Our first film, Christina premiered at the State at 2010. Michael Moore wanted it to be the week before the festival. It worked out very well for us. We had two back-to-back sold out screenings. And then he invited our comedy documentary, The Coexist Comedy Tour, to be in the February 2013 Winter Comedy Arts Festival.
So when this film was ready, which wasn’t until the 1st of May, we got it to them and we were thrilled to be invited. It’s a great thing for us because we love the festival and we are honored to be part of our hometown festival, which has this huge reputation now.
How do you think the Traverse City Film Festival has helped the Traverse City arts scene?
Jim Carpenter: I think it’s a huge influence. Michael and his team have just been absolutely amazing with everything they have done. It extends to every facet of the arts industry and even further than that — look at the restaurant world downtown. The whole downtown area, Front Street, has Michael to thank for what’s been happening there.
Rebecca Reynolds: The centerpiece film in this year’s festival is Elaine Stritch: Shoot Me. It’s by a first time director, Chiemi Karasawa. I do staff writing for this online film magazine called The Independent and I was assigned to write about Chiemi as part of a “10 To Watch in 2013” article. So in May, I was interviewing her over the phone and her film was in the Tribecca Film Festival, which everyone has heard of, in New York City. And she said “Will you be able to come see the film?” and I said, “Oh, I would love to but I’m in Northwest Michigan.” She asked, “Are you near Traverse City?.” And I said, “Yes, are you familiar with Traverse City?.” She replied, “No, but I would really like to get film in that festival.”

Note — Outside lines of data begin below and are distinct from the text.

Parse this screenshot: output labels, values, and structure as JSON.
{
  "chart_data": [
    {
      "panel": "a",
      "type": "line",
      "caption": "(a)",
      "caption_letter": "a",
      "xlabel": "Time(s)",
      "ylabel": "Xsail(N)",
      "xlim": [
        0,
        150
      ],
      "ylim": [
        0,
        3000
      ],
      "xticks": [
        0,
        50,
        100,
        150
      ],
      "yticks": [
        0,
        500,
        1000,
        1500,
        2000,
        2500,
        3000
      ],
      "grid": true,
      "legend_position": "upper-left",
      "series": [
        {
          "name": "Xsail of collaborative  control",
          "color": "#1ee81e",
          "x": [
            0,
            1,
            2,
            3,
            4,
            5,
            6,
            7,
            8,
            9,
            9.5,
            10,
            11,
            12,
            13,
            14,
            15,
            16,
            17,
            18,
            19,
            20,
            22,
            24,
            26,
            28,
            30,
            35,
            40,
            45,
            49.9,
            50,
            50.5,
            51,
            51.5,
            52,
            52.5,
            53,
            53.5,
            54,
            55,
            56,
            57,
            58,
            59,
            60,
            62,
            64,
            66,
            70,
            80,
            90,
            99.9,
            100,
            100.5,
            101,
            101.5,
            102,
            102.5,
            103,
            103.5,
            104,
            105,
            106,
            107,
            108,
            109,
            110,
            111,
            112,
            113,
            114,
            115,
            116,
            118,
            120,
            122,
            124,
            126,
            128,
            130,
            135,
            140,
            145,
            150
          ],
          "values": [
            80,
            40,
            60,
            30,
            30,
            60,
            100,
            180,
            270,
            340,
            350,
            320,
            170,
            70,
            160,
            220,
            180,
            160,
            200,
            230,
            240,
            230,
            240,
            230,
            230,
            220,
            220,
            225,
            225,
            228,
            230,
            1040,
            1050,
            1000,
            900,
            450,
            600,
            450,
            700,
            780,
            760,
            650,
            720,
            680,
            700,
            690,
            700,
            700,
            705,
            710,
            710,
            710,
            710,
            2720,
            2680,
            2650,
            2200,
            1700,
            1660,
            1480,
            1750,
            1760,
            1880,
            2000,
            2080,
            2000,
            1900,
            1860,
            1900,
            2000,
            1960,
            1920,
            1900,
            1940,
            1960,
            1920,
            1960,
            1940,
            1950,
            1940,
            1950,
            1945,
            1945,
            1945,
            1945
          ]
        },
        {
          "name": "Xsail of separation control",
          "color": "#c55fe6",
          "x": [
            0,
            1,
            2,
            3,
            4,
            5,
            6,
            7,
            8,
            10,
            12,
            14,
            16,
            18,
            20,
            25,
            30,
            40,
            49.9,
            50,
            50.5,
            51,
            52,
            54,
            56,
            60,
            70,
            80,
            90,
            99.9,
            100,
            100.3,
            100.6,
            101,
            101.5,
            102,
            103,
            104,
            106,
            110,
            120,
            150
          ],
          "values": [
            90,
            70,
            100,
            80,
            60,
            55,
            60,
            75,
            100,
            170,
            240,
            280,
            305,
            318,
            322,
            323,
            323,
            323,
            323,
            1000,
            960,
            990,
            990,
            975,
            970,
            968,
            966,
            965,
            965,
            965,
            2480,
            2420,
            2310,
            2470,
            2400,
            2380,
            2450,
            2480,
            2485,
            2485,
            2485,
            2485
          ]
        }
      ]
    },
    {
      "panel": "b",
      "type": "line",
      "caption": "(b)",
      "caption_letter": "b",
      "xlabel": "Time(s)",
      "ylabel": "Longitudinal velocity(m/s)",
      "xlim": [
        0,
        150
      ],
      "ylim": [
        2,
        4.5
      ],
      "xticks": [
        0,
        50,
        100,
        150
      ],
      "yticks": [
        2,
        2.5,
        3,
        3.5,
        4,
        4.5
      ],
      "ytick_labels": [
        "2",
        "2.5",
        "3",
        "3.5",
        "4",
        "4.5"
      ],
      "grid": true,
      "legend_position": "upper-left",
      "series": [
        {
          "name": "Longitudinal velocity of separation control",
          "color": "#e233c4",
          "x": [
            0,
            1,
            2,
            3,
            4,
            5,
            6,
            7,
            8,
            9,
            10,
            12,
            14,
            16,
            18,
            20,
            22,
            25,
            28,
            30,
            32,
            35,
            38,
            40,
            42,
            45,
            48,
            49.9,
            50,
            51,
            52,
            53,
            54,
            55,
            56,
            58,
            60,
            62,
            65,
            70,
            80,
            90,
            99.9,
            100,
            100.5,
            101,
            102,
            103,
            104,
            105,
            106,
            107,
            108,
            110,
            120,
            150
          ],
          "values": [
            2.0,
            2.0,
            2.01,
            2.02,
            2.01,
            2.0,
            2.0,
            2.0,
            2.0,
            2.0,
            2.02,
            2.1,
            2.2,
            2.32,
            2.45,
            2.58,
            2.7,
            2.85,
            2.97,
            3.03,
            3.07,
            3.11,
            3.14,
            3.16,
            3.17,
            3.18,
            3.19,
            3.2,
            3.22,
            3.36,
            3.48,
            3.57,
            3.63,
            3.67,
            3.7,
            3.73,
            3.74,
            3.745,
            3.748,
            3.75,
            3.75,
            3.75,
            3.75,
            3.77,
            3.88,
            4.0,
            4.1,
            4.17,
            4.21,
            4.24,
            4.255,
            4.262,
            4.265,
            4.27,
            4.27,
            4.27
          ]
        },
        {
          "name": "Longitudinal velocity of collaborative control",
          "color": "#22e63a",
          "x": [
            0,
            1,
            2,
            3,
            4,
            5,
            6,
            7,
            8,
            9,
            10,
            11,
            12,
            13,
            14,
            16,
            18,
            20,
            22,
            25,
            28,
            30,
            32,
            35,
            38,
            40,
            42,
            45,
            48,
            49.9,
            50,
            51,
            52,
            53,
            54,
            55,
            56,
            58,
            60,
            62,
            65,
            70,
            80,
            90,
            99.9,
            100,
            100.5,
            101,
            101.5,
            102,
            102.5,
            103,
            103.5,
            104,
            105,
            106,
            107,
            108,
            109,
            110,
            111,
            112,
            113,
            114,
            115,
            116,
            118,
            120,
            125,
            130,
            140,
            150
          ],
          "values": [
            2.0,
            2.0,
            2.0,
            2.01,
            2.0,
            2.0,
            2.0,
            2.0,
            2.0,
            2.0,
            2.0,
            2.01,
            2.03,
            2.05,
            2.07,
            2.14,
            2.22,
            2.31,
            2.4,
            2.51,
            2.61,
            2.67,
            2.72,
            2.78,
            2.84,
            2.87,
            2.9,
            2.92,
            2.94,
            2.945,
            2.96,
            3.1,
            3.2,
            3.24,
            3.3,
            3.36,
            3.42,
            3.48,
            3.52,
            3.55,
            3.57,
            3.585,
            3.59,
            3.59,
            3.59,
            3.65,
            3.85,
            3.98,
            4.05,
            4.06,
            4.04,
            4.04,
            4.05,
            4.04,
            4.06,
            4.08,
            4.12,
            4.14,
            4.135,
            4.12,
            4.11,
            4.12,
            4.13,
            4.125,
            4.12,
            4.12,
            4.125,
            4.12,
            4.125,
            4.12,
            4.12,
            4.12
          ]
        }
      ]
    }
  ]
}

Now, Jim and I have both lived and worked in New York and LA and we used to have to do the whole explanation, pretty much explain that it wasn’t Minnesota or Wisconsin and then do the whole hand thing. And now her film is the centerpiece film. It’s amazing how much it has grown in the past nine years.
The Girl on the Train will be shown Wednesday July 31 at 9:00 a.m. at The Old Town Playhouse. Tickets for the film sold out on the first day of sales, during the “Friends of the Festival” ticket sales period. Tickets may be available by stand-by line only on the morning of the show. Reynolds hopes that a second showing may open up during the Festival but if not Reynolds and Carpenter are currently working on distribution of their film. They hope that one day, The Girl on the Train will be in a “theatre near you."